統計によると火災の損害額は1件あたり244万円(※1)程度ですが、家が燃えてしまって、家を建て直す必要がある場合は、到底この金額で建て直すことはできません。
いったん火災が発生すると、建物が燃えるだけではなく、家具や家電、身の回り品など家財にも被害は及びます。
たとえ全焼しなかったとしても、消火活動によって消火剤や水をかぶり、家財は使いものにならなくなったという話はよく聞きます。
さらに、鎮火後も、再建のための解体や後片付け費用、仮住まいが必要なときの費用、近隣に迷惑をかけた場合の失火見舞費用など、予想外に出費が大きくなる可能性もあります。
このように、万が一が発生したときに役に立つのが火災保険(住宅総合保険)です。

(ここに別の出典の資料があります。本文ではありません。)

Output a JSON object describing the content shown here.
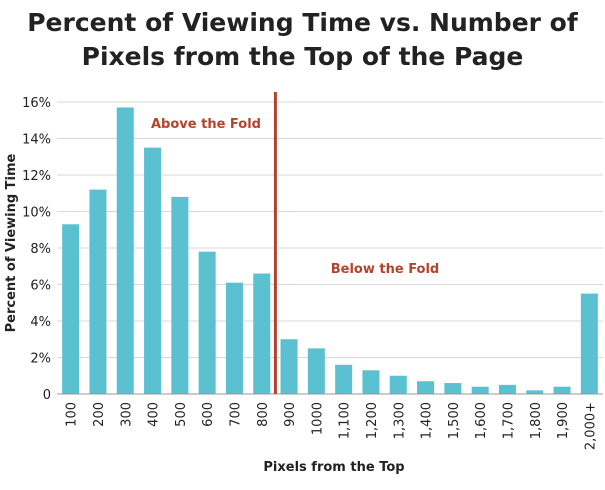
{
  "chart_data": {
    "type": "bar",
    "title_line1": "Percent of Viewing Time vs. Number of",
    "title_line2": "Pixels from the Top of the Page",
    "xlabel": "Pixels from the Top",
    "ylabel": "Percent of Viewing Time",
    "categories": [
      "100",
      "200",
      "300",
      "400",
      "500",
      "600",
      "700",
      "800",
      "900",
      "1000",
      "1,100",
      "1,200",
      "1,300",
      "1,400",
      "1,500",
      "1,600",
      "1,700",
      "1,800",
      "1,900",
      "2,000+"
    ],
    "values": [
      9.3,
      11.2,
      15.7,
      13.5,
      10.8,
      7.8,
      6.1,
      6.6,
      3.0,
      2.5,
      1.6,
      1.3,
      1.0,
      0.7,
      0.6,
      0.4,
      0.5,
      0.2,
      0.4,
      5.5
    ],
    "ylim": [
      0,
      16
    ],
    "yticks": [
      0,
      2,
      4,
      6,
      8,
      10,
      12,
      14,
      16
    ],
    "ytick_labels": [
      "0",
      "2%",
      "4%",
      "6%",
      "8%",
      "10%",
      "12%",
      "14%",
      "16%"
    ],
    "grid": true,
    "annotations": {
      "above": "Above the Fold",
      "below": "Below the Fold"
    },
    "fold_after_category": "800",
    "colors": {
      "bar": "#5bc0cf",
      "fold_line": "#b5432b",
      "annotation": "#b5432b",
      "grid": "#d9d9d9"
    }
  }
}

火災保険は「建物」と「家財」に分けて契約します。
住宅ローンを組む際に、万一、火事で自宅が燃えてしまって、ローンだけが残ってしまうようなことを避けるためにも、建物に関しては火災保険に加入するのが一般的です。最近は減ってきましたが、火災保険金が金融機関(保証会社)に優先的に支払われるように「質権設定付」の火災保険を義務付ける金融機関もあります。家財の契約は自由ですが、万一のときに建物を建て替えるだけでも大変ですから、家財の補償もあると安心です。

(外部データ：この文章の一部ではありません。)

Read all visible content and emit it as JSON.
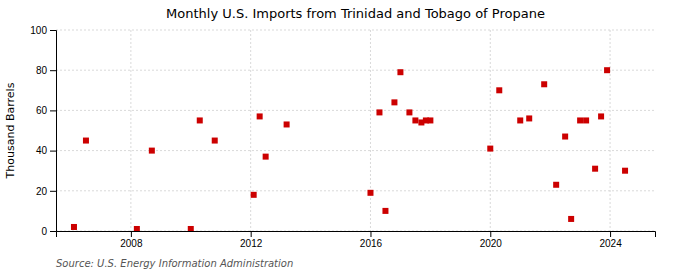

「うちはオール電化だし、たばこも吸わないから大丈夫」と思っている人も、隣の家からのもらい火で自宅が燃えてしまった場合はどうでしょう。「失火の原因に重大な過失がないかぎり、失火者は損害を与えた人に対して責任を負わない」という法律(民法709条 失火責任法)があるため、火を出した隣の人が補償してくれるわけではありません。つまり、自分の家は自分の火災保険で守る必要があるのです。
一方、賃貸住宅の場合、建物自体は大家さん(貸主)が所有しているため、火災保険も貸主が加入しています。しかし、入居者(借主)は貸主に対して、原状回復をする義務を負っているため、万一火事を出してしまった場合も、入居者の責任で元通りにしなければなりません。そのための、賃貸の人が加入する火災保険は、家財の補償に「借家人賠償責任補償」を付けたものが一般的です。
火災保険は、火災だけではなく、水災や風災、雪災など自然災害も補償してくれます。 洪水や土砂崩れ、台風や竜巻などによって甚大な損害を被る可能性がありますので、「住宅の補償」として考えるといいでしょう。
「図1 保険金の推移」のグラフからもわかるように、保険金の支払いのうち、「火災、落雷、破裂・爆発」を原因とするものは横ばいなのに対して、自然災害に対する支払いは大きく変動していることがわかります。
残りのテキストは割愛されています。